Churches should speak and teach as though this is true. It’s utterly bewildering to so many young Christians I meet that their lives are marked by difficulty. The prolonged feeling of the absence of God in the midst of it is also bamboozling, but so utterly ordinary that almost every older Christian could tell these stories.
If you want to mature, you’re going to have to suffer.
Actually, that’s not quite right. You are going to suffer, that’s the nature of life under the sun. Some of that will be petty, some of it will be serious, and (heaven-forfend) some of it will be so psychologically scarring that you’ll be getting over it for a long time.
In of itself that won’t make you mature, but it will be the venue of your testing (1 Peter 4). It will give you the opportunity to endure and in so doing develop character (Romans 5).

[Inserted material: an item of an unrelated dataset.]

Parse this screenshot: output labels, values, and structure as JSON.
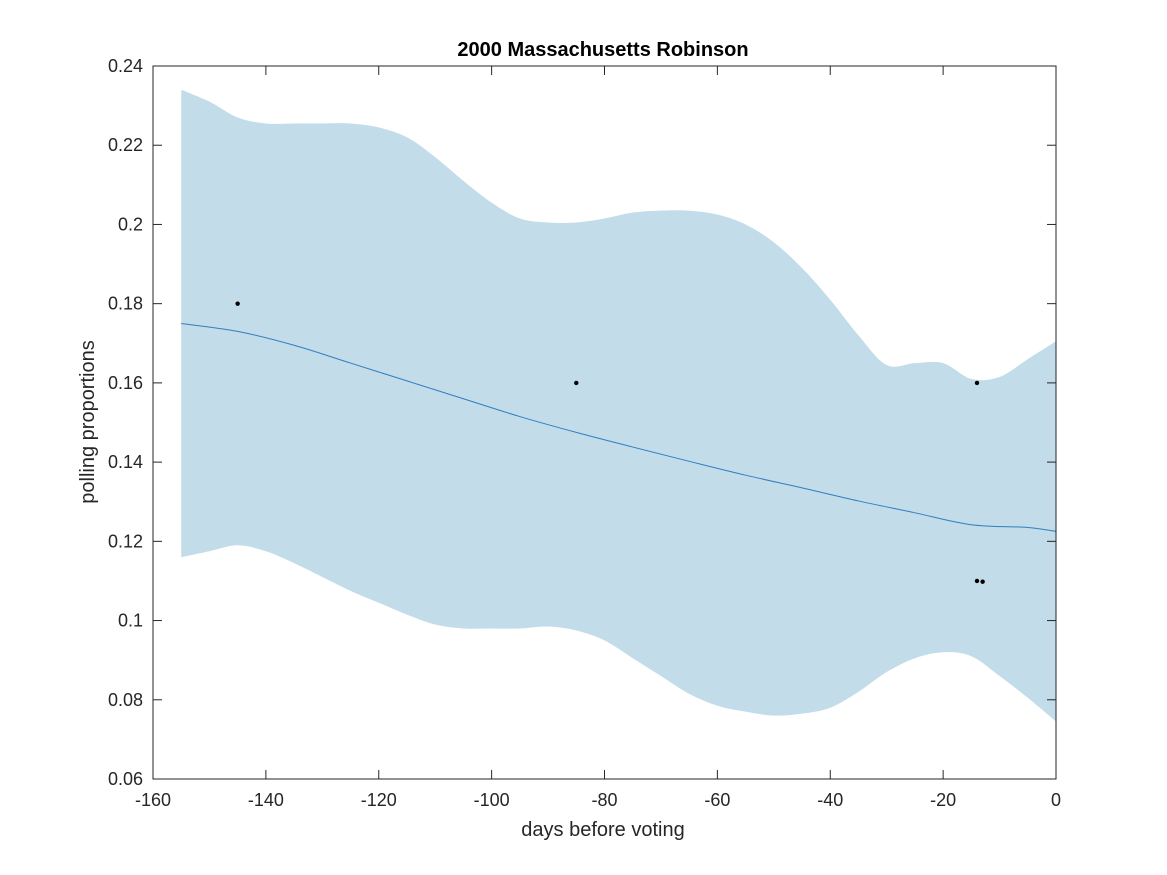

This is what we call maturity, a growing Christlikeness (2 Corinthians 3) and a growing wisdom (Luke 2) that happens through being broken like bread.
We have to learn to find God in his hiddenness, to encounter him in the pit of pain, to allow his rod and staff to guide us through the valley (Psalm 23), in order to grow up.
This is, I contend, what Jesus meant by Blessed are those who mourn, for they will be comforted, but that’s not what I want to address directly today.
Suffering is normal
This is not how the world was originally designed to be—though maturity through testing is how the world was meant to be, but Adam failed the kingly test that Jesus passed—and it is not how the world will one day be.
However, our cultures think suffering is to be avoided rather than learned from, and often act as though it’s a terrible and unexpected imposition on us. It would be good if someone warned us.
The Church doesn’t always do much better. Some treat suffering as a lack of faith (more common than we’d like to admit), others as a deeply confusing reality because we expected God to bless us transactionally, and others speak as though Christians in the West don’t suffer (I hear this a lot, and then people wonder what’s wrong with them when they do).
It is of course true that Western suffering is different, we are unlikely to die in famines, less likely to die in plagues, and face fewer natural disasters. The suffering of the average Christian is much more likely to be psychological, but if following Jesus isn’t costing you anything that we could group under the catch all category of ‘suffering’ then are you actually following him?